Met een heel laag tempo ren ik een rondje over de bruggen van Rotterdam. Hoger dan 120 mag mijn hartslag niet komen. Ondertussen word ik ingehaald door andere lopers, dikker, ouder en minder getraind. Het boeit mij niet, ik loop mijn eigen training. Sinds de trainingsadviezen van Frank Heldoorn in 2012 weet ik dat het belangrijk is om alle hartslagzones afwisselend te trainen. Van laag tot hoog. Het doet mij denken aan 1996, toen ik het nieuwe motorblok van mijn brommer moest inrijden. 1000 km lang, afwisselend in iedere versnelling. Met mijn brommer reed ik urenlang langs de rivier en weer terug. Oersaai, maar blijkbaar nodig om echt fit te worden. In 2012 bleek uiteindelijk dat bij dezelfde hartslag 120 mijn sukkeldrafje 2 km sneller was geworden. Dat was de bedoeling!

Fitheid is een breed begrip. Een marathonloper doet het slecht met gewichtheffen. Een voetballer moet je niet laten turnen. Fit zijn ze wel allemaal. De beste training is meestal de sport zelf beoefenen. Maar hoe oefen je het beklimmen van een berg van 8850 meter in zeer ijle lucht in een vlak land beneden de zeespiegel?

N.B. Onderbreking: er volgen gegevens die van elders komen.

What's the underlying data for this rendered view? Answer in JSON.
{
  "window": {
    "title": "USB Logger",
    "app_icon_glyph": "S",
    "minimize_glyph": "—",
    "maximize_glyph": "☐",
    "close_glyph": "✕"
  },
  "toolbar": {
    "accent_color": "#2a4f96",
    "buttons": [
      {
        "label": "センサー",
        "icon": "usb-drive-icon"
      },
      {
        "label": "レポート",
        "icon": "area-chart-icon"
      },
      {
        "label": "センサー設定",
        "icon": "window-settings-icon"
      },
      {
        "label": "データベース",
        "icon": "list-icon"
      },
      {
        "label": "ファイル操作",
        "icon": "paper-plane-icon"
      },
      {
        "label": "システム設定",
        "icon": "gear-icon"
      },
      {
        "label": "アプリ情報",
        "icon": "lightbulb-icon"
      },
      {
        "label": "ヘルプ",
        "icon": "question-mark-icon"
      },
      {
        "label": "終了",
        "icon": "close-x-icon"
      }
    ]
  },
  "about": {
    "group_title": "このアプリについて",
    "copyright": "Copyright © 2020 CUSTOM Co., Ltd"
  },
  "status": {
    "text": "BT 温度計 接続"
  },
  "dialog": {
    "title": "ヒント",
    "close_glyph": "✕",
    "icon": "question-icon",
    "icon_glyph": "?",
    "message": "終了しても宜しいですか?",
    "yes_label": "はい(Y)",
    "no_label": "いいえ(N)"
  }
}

Tot bepaalde hoogte toch een Everest beklimming imiteren? De topdag van de Everest kan zomaar 20 uur duren. Het is natuurlijk niet te verstandig om zo lang te trainen. De baten zijn veel kleiner dan de lasten. Maar over het algemeen: lange duurtrainingen zijn nuttiger om de lactaat-tolerantie (verzuring van de spieren)_te vergroten dan korte en intensieve trainingen. Bovendien, de allersnelste hoef ik niet te zijn. Ik wil alleen zo fit zijn dat ik bij de laatste klimmers hoor die om conditionele redenen in de problemen raken.

De zuurstoftent komt over twee weken. Daardoor heb ik een voorsprong in mijn acclimatisatie. Mijn lichaam past zich daardoor in de bergen sneller aan dan een klimmer die hier niet voor kiest. Ik bespaar energie en teer niet eerder in op mijn reserves dan nodig. Met een speciaal zuurstofmasker train ik met de fiets op de Tacx. Mijn lichaam went zo aan het presteren in een zuurstofarme omgeving. Ik kijk uit naar de tent. Lekker 10 uur per dag in een prikkelarme omgeving. Mannen zijn nu eenmaal wat autistischer aangelegd. Gewoon, vijf uur lang naar een dobber kijken en focussen op één ding.

Het is leuk om uit te pluizen volgens welk protocol ik het beste kan trainen. Maar over zuurstoftenten en expeditieklimmen is weinig wetenschappelijk onderzoek beschikbaar. De materie is complex. Vraag drie mensen om advies en drie totaal verschillende adviezen zijn het resultaat. Marcel Wouda’s antwoorden overtuigen mij het meest.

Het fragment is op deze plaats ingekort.